The school serves five different types of students:
- Traditional students who want to earn their diplomas
- Adult learners (including refugees) who want to complete their high school education
- Homeschoolers who want to receive their diplomas online
- Athletes who wish to pursue a college degree and play sports at NCAA DI or DII schools
- Students at other high schools seeking credit recovery for individual courses
- Summer school students who need to make up classes or need more flexibility in their schedule

== Transfer credits ==
Students can transfer up to 75% of total program credits from other high schools. 25% of the courses must be completed at JMHS, or six credits must be completed to certain provisions set up by the school.

Students who were educated at home, in an environment other than a public/private school, or from a non-accredited school, can enroll upon an acceptable submission of a complete portfolio of their work and proper documentation.

== Online access ==
Students connect with their teachers and fellow students in an online student portal. Students also have access to school advisors, live orientation sessions, and educational videos, and can interact with student services online.

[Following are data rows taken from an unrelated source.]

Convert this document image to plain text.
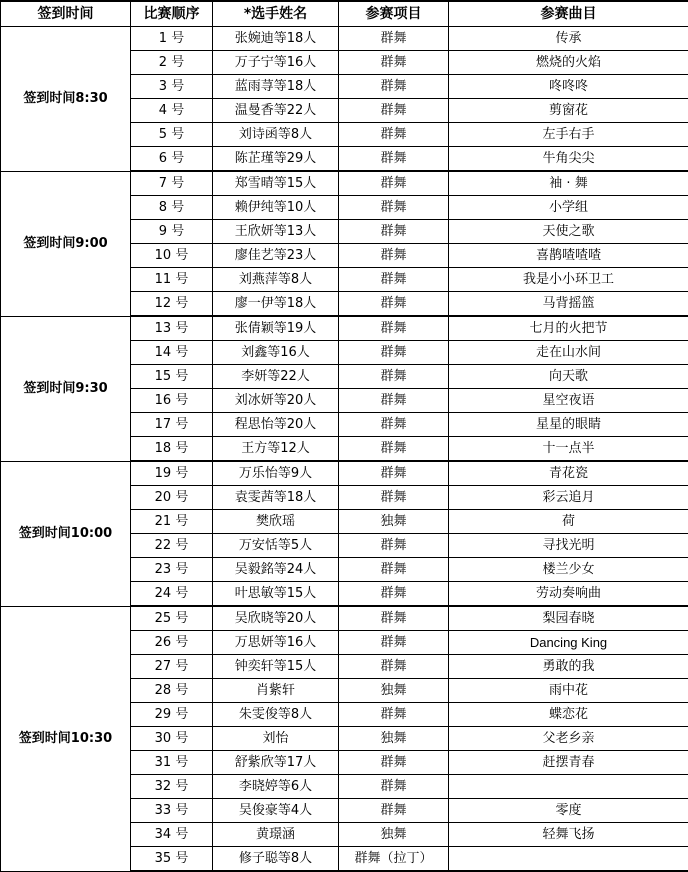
签到时间	比赛顺序	*选手姓名	参赛项目	参赛曲目
签到时间8:30	1 号	张婉迪等18人	群舞	传承
	2 号	万子宁等16人	群舞	燃烧的火焰
	3 号	蓝雨荨等18人	群舞	咚咚咚
	4 号	温曼香等22人	群舞	剪窗花
	5 号	刘诗函等8人	群舞	左手右手
	6 号	陈芷瑾等29人	群舞	牛角尖尖
签到时间9:00	7 号	郑雪晴等15人	群舞	袖 · 舞
	8 号	赖伊纯等10人	群舞	小学组
	9 号	王欣妍等13人	群舞	天使之歌
	10 号	廖佳艺等23人	群舞	喜鹊喳喳喳
	11 号	刘燕萍等8人	群舞	我是小小环卫工
	12 号	廖一伊等18人	群舞	马背摇篮
签到时间9:30	13 号	张倩颖等19人	群舞	七月的火把节
	14 号	刘鑫等16人	群舞	走在山水间
	15 号	李妍等22人	群舞	向天歌
	16 号	刘冰妍等20人	群舞	星空夜语
	17 号	程思怡等20人	群舞	星星的眼睛
	18 号	王方等12人	群舞	十一点半
签到时间10:00	19 号	万乐怡等9人	群舞	青花瓷
	20 号	袁雯茜等18人	群舞	彩云追月
	21 号	樊欣瑶	独舞	荷
	22 号	万安恬等5人	群舞	寻找光明
	23 号	吴毅銘等24人	群舞	楼兰少女
	24 号	叶思敏等15人	群舞	劳动奏响曲
签到时间10:30	25 号	吴欣晓等20人	群舞	梨园春晓
	26 号	万思妍等16人	群舞	Dancing King
	27 号	钟奕轩等15人	群舞	勇敢的我
	28 号	肖紫轩	独舞	雨中花
	29 号	朱雯俊等8人	群舞	蝶恋花
	30 号	刘怡	独舞	父老乡亲
	31 号	舒紫欣等17人	群舞	赶摆青春
	32 号	李晓婷等6人	群舞	
	33 号	吴俊豪等4人	群舞	零度
	34 号	黄璟涵	独舞	轻舞飞扬
	35 号	修子聪等8人	群舞（拉丁）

The student portal is broken down into three main areas:
- High School Guidance Center
- High School Library
- Writing Lab

== Admissions and financial aid and costs ==
Students must be over 14 years of age to enroll. Those under 18 must provide proof of promotion to 9th grade and be enrolled by a parent or guardian.

To be eligible for the college preparatory program track, a student's incoming GPA must be a minimum of 2.00 on a 4.00-point scale, or an overall C grade. If the transcript arrives after starting a program and the student is not eligible based on the overall GPA, then the student will be switched to the general program track.

If a homeschooled student, a student from an environment other than a public/private school or from a non-accredited school is not able to provide ample information in their portfolio, they must take a 9th grade entrance exam.

== Graduation ==
Each year, an average of 2,500 traditional-age students, adult learners, and homeschoolers graduate from JMHS.

Since 2007, the school has held a student graduation ceremony in Atlanta, Georgia. In order to graduate, students must meet requirements including completion of 23 credits, enrollment for more than six months, and all financial obligations paid in full.